Pendant longtemps, l’industrie du luxe a cultivé une image d’exception qui se suffisait à elle-même pour attirer les meilleurs profils. Travailler chez Chanel, Hermès ou Louis Vuitton, c’était rejoindre une maison iconique, accéder à un univers codé, exigeant, presque sacré.
Bien qu’elles figurent encore parmi les employeurs les plus convoités, les grandes Maisons ne peuvent plus uniquement compter sur leur prestige : elles doivent désormais engager une vraie stratégie d’attractivité pour répondre aux nouvelles aspirations des jeunes talents.
La génération Z, désormais entrée dans le monde professionnel, porte un regard radicalement différent sur le travail, l’entreprise et le pouvoir de la marque. Elle ne rêve plus d’un logo, mais d’une culture. Elle ne cherche pas à “faire carrière” dans l’absolu, mais à évoluer dans un environnement aligné avec ses valeurs. Or, sur ce terrain, les Maisons de luxe se retrouvent face à un double défi : rester fidèles à leur identité tout en se rendant désirables aux yeux d’une jeunesse en quête de sens, de reconnaissance et de liberté.
Une désaffection silencieuse mais réelle
Les chiffres le confirment : 61 % des recrutements en France sont aujourd’hui jugés“difficiles” par les employeurs. Dans le luxe, la tension est d’autant plus forte que les exigences métiers sont élevées — savoir-faire, précision, créativité, excellence du service — et que la pénurie de profils qualifiés est structurelle.
Mais au-delà des compétences, c’est une crise d’attractivité qui s’installe, souvent masquée par la puissance de l’image de marque. Les signaux sont clairs : hausse du turnover, difficulté à fidéliser les jeunes recrues, désalignement croissant entre les attentes des nouvelles générations et les pratiques managériales traditionnelles. Ce n’est pas un rejet du luxe en tant que tel, mais une remise en question de certaines de ses structures internes : hiérarchie verticale, manque de flexibilité, promesse de carrière parfois trop lente ou floue.
Une génération en quête de sens, pas de statut
Pour les jeunes actifs, le prestige ne fait plus office de promesse. Ce qui compte, c’est la capacité de l’entreprise à offrir un cadre vivant, évolutif, humain. Le salaire n’est plus le seul critère d’attractivité. La flexibilité, l’équilibre vie professionnelle/vie personnelle, la qualité du management, l’utilité sociale du travail comptent tout autant — parfois davantage.
Et cette évolution dépasse le luxe. Mais dans un secteur aussi codifié, elle crée un choc culturel d’autant plus fort.
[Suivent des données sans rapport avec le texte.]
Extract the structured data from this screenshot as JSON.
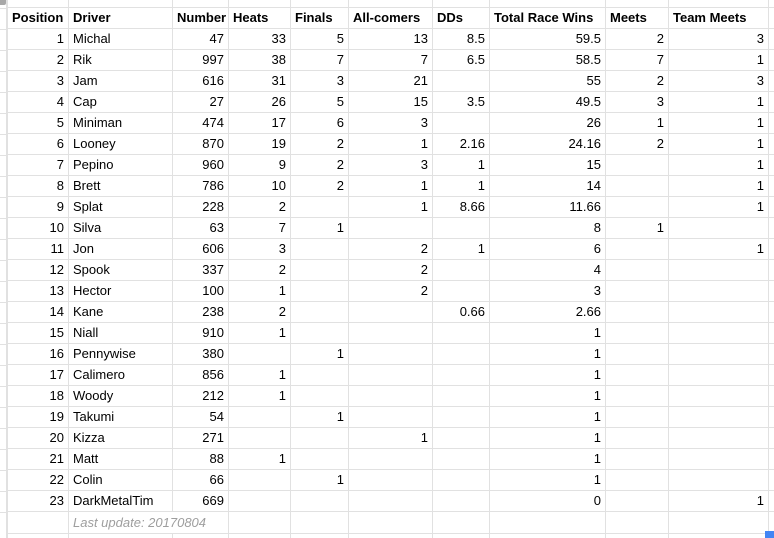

Une marque iconique ne suffit plus à garantir l’engagement durable de ses collaborateurs. C’est le quotidien, les rites internes, la liberté accordée, le respect de l’individualité, qui font la différence.
Repenser les fondations du modèle RH
Face à cette transformation, les réponses cosmétiques ne suffisent plus. Un programme de bien-être isolé ou une campagne de recrutement originale ne compensent pas une culture perçue comme verticale ou opaque. Ce qui est attendu, c’est une remise à plat des fondamentaux RH : organisation du travail, management, mobilité, reconnaissance, implication réelle des collaborateurs. Le capital humain devient un levier stratégique au même titre que la création ou la chaîne de valeur. La fidélité ne s’achète plus : elle se construit.
Dans ce contexte, plusieurs leviers RH apparaissent comme structurants pour reconstruire un modèle plus en phase avec les attentes contemporaines :
- Instaurer davantage de flexibilité, en adaptant les conditions de travail aux réalités des métiers ;
- Ouvrir des parcours plus modulaires, plus mobiles, plus internationaux, pour répondre à la quête d’apprentissage et de diversité ;
- Faciliter la gestion des talents globalement, sans alourdir les process, tout en restant conforme aux exigences locales ;
- Valoriser les contributions individuelles de manière plus régulière et authentique, en dépassant les systèmes d’évaluation rigides ;
- Favoriser un mode de travail hybride, mêlant présentiel, télétravail et collaboration à distance, sans sacrifier la culture propre à chaque Maison.
Souvent perçues comme intemporelles, les Maisons de luxe font face à une urgence de transformation. Non pour renier leur singularité, mais pour en faire des fondations compatibles avec les aspirations contemporaines. Cela passe par une culture alignée avec les valeurs qu’elles incarnent, des trajectoires qui font sens, et une confiance réelle accordée aux nouvelles générations.
Le défi n’est pas seulement RH. Il est stratégique. Le luxe, pour rester désirable, doit apprendre à se réinventer — non plus uniquement pour ses clients, mais pour celles et ceux qui le font vivre au quotidien.